Cos’è la diplomazia degli oranghi? In Malesia approvato l’assurdo piano di adozione per gli importatori di olio di palma

La Malesia vuole permettere alle aziende importatrici di olio di palma di adottare gli oranghi in modo da non far lasciare loro l’habitat naturale: l’idea folle ed eticamente agghiacciante

La recente proposta della Malesia di utilizzare gli oranghi come doni diplomatici per migliorare la sua immagine internazionale nell’ambito della produzione di olio di palma è stata accolta con forti critiche e scetticismo. L’idea di offrire questi animali come simboli di “buona volontà” ai paesi importatori di olio di palma, come l’Unione Europea, l’India e la Cina, non può che sollevare questioni etiche e ambientali significative.

Innanzitutto, la proposta sembra non affrontare la radice del problema: la produzione di olio di palma è ampiamente associata alla deforestazione e alla distruzione degli habitat naturali che hanno portato gli oranghi (e tante altre specie) sull’orlo dell’estinzione. Spostare questi animali dal loro ambiente naturale in altri paesi non solo non risolve il problema, ma potrebbe aggravarlo, spostando l’attenzione dalla necessità di proteggere le foreste pluviali del Borneo.

Inoltre, trattare gli oranghi come strumenti diplomatici è una pratica eticamente a dir poco discutibile. Gli animali non dovrebbero essere usati come merce di scambio: il loro benessere può infatti essere seriamente compromesso se spostati in ambienti non adatti. Trasferirli in altri paesi, dove probabilmente finiranno in zoo o riserve, non è solo irrispettoso, ma mette anche a rischio la loro sopravvivenza.

Un cambio di rotta che ben poco risolve il problema

Ora però è stato annunciato un nuovo programma che ancora una volta non sposta di molto l’ago della bilancia: permettere alle aziende importatrici di olio di palma di adottare oranghi come parte di un’iniziativa che viene spacciata a favore della conservazione ambientale.

Johari Abdul Ghani, Ministro delle Piantagioni e dei Prodotti di Base della Malesia, ha chiarito che, a differenza del piano originale che prevedeva la possibilità di inviare oranghi come doni commerciali, gli animali non lasceranno il loro habitat naturale.

La Malesia, che ospita circa 105.000 oranghi sull’isola del Borneo, si è impegnata a mantenere almeno il 50% del suo territorio coperto da foreste e sta contrastando l’idea che la produzione di olio di palma debba necessariamente comportare la distruzione dell’habitat naturale degli oranghi.

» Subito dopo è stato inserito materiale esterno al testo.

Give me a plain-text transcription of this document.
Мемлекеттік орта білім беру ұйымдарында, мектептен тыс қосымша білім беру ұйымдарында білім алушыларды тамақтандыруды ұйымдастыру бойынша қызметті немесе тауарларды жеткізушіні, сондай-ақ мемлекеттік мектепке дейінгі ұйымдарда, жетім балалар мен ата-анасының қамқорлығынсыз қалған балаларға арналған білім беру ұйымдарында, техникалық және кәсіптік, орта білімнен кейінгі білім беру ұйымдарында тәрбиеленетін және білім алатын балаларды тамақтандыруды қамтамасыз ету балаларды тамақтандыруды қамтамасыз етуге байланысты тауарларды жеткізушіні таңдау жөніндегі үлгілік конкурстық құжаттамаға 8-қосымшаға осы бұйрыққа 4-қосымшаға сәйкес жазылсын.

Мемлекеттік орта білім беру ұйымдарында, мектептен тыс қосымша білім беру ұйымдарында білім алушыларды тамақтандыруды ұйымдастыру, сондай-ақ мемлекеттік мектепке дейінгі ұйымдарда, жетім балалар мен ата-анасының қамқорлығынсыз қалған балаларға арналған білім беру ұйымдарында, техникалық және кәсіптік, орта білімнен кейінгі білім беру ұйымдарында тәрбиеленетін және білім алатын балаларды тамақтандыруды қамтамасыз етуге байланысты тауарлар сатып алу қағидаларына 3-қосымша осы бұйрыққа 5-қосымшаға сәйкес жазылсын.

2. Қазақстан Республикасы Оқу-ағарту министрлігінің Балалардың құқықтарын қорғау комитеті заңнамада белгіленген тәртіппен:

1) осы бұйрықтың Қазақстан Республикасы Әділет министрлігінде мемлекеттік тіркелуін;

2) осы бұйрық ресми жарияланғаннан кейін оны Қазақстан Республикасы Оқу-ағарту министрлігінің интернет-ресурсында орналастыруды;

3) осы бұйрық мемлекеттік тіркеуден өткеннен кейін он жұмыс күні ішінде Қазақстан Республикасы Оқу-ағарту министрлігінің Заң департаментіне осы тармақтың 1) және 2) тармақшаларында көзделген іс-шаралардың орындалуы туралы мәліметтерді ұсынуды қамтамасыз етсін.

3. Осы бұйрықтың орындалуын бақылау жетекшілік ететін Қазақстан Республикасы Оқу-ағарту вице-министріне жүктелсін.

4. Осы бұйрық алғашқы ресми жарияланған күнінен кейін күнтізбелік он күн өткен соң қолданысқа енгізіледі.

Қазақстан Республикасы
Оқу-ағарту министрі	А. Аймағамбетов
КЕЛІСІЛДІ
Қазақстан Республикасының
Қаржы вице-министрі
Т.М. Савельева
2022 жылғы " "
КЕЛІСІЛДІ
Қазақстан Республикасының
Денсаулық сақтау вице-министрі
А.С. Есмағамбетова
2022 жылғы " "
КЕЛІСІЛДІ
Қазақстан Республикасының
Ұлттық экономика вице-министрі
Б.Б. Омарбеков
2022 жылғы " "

Il nuovo programma prevede che le aziende che adottano gli oranghi contribuiscano finanziariamente alla conservazione delle foreste del Sabah, nello specifico quelle in cui gli oranghi vivono. I fondi raccolti saranno destinati sia alle organizzazioni non governative sia al governo locale per monitorare e proteggere queste aree forestali, cruciali per la sopravvivenza degli oranghi.

Questo cambio di rotta risponde alle critiche sollevate, ma non risolve il problema di tutelare il benessere di una specie già gravemente minacciata. Le questioni di sostenibilità e conservazione non possono essere risolte con iniziative di questo tipo che sono solamente simboliche, ma richiedono azioni concrete e sistematiche, come la protezione degli habitat naturali e la promozione di pratiche agricole sostenibili.

La Malesia farebbe meglio a concentrarsi sulla conservazione degli habitat degli oranghi e sulla riduzione della deforestazione piuttosto che su iniziative che rischiano di essere controproducenti e dannose sia per gli animali che per l’immagine del paese.